Henrik Ibsen
Norwegian playwright, theater director, and poet
Years: 1828 - 1906
Henrik Ibsen (20 March 1828 – 23 May 1906) is a major 19th-century Norwegian playwright, theater director, and poet.
He is often referred to as "the father of realism" and is one of the founders of Modernism in the theater.
His major works include Brand, Peer Gynt, An Enemy of the People, Emperor and Galilean, A Doll's House, Hedda Gabler, Ghosts, The Wild Duck, Rosmersholm, and The Master Builder.
Several of his plays are considered scandalous to many of his era, when European theater is required to model strict morals of family life and propriety.
Ibsen's work examines the realities that lie behind many façades, revealing much that is disquieting to many contemporaries.

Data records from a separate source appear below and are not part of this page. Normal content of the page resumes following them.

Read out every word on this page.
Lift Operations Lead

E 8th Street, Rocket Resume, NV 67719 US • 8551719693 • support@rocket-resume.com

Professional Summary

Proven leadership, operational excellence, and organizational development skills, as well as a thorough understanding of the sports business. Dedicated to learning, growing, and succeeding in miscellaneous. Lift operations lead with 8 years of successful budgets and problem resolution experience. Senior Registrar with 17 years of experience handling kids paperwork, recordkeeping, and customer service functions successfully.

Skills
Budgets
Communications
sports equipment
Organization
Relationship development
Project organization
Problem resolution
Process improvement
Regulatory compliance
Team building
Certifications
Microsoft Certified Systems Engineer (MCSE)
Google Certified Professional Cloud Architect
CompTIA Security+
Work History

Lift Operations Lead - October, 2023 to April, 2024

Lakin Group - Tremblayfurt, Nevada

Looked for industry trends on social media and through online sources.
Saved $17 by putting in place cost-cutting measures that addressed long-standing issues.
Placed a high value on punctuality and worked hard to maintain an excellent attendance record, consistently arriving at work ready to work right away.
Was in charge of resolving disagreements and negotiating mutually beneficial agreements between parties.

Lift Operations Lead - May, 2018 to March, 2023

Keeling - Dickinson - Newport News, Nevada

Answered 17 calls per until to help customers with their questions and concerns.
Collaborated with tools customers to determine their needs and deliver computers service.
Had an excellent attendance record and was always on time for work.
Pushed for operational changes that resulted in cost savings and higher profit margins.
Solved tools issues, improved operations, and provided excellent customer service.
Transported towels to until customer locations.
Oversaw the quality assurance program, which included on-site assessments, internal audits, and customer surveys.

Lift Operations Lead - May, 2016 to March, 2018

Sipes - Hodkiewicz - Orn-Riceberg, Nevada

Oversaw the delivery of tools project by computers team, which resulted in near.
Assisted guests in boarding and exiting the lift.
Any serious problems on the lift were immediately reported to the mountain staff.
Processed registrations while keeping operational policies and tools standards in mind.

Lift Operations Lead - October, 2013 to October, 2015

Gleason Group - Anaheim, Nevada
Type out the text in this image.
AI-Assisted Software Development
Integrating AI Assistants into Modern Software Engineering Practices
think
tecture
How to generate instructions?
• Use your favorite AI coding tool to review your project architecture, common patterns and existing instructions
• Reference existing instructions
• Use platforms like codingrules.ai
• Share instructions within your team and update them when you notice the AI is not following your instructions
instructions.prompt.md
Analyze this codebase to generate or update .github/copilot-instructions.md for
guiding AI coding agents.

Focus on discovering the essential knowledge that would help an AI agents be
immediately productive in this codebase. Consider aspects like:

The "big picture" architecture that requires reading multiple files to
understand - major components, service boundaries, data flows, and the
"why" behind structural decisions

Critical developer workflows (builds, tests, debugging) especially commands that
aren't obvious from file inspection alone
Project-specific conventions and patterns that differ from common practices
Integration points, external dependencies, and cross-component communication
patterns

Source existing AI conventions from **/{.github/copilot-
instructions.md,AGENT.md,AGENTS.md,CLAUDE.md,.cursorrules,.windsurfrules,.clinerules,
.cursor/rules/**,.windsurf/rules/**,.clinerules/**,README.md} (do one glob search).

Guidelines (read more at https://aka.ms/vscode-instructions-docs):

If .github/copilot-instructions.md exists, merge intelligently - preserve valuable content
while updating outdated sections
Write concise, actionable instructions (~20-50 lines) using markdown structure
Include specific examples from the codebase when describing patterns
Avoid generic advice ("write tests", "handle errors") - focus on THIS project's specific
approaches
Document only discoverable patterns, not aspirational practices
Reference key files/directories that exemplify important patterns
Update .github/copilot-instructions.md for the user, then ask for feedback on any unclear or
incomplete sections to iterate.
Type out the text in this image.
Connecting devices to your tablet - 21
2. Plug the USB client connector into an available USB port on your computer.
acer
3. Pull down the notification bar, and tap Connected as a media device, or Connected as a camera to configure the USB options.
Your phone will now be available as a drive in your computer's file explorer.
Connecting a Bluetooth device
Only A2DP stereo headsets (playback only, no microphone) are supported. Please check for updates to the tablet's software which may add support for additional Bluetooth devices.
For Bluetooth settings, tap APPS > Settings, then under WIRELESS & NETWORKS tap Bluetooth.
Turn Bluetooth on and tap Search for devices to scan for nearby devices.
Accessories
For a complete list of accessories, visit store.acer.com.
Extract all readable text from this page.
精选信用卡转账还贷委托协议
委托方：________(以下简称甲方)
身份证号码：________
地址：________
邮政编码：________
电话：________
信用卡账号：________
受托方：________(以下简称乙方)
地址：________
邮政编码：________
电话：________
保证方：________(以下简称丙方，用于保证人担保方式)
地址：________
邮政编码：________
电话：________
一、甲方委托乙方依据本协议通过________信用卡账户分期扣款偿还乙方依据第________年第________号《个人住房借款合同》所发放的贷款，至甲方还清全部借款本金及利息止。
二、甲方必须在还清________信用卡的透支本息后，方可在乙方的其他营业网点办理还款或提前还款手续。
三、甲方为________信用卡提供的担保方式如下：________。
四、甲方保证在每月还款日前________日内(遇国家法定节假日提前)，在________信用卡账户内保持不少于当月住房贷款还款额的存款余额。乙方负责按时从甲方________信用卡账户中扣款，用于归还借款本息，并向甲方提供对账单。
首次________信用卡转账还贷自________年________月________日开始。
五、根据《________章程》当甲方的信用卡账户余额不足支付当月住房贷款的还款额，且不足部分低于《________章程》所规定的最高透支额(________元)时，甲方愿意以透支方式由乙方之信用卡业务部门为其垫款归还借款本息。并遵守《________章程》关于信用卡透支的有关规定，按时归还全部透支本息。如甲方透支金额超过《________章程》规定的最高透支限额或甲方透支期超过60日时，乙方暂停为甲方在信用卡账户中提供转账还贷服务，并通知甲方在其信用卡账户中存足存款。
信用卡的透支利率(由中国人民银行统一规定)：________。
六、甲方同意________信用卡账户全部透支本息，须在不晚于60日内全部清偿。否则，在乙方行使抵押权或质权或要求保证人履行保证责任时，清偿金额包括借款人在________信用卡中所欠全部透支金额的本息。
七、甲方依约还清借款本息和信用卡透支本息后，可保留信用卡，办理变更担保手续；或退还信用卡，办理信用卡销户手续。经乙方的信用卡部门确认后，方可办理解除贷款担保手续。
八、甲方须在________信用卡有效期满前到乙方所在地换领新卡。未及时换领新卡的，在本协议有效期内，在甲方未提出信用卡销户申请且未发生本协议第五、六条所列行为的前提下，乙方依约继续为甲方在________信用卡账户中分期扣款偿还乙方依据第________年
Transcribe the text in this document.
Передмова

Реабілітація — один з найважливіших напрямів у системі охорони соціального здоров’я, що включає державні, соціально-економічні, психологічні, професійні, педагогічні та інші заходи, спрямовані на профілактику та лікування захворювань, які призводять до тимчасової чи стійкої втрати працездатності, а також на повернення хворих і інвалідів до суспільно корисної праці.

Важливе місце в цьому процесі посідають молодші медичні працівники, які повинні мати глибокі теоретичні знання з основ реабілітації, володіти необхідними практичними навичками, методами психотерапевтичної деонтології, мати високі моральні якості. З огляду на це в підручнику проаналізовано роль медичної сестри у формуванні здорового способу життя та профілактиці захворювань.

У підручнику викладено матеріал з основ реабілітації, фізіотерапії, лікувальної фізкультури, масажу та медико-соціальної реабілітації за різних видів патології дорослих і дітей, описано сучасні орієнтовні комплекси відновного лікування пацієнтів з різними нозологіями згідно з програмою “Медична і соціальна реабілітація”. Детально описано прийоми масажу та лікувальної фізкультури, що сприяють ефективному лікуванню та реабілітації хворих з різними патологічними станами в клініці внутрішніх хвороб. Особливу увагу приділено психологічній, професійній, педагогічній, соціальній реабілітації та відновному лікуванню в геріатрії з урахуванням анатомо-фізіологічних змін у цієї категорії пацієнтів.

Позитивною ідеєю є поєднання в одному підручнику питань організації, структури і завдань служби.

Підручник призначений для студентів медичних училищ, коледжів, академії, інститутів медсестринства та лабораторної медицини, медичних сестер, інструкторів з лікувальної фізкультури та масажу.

It utilizes a critical eye and free inquiry into the conditions of life and issues of morality.
The poetic and cinematic play Peer Gynt, however, has strong surreal elements.
Ibsen is often ranked as one of the truly great playwrights in the European tradition.
He influences other playwrights and novelists such as George Bernard Shaw, Oscar Wilde, Arthur Miller, James Joyce, and Eugene O'Neill.
Many critics consider him the greatest playwright since Shakespeare.
Ibsen writes his plays in Danish (the common written language of Denmark and Norway) and they are published by the Danish publisher Gyldendal.
Although most of his plays are set in Norway—often in places reminiscent of Skien, the port town where he grew up—Ibsen lives for 27 years in Italy and Germany, and rarely visitsNorway during his most productive years.
Born into a merchant family connected to the patriciate of Skien, his dramas are shaped by his family background.
He is the father of Prime Minister Sigurd Ibsen.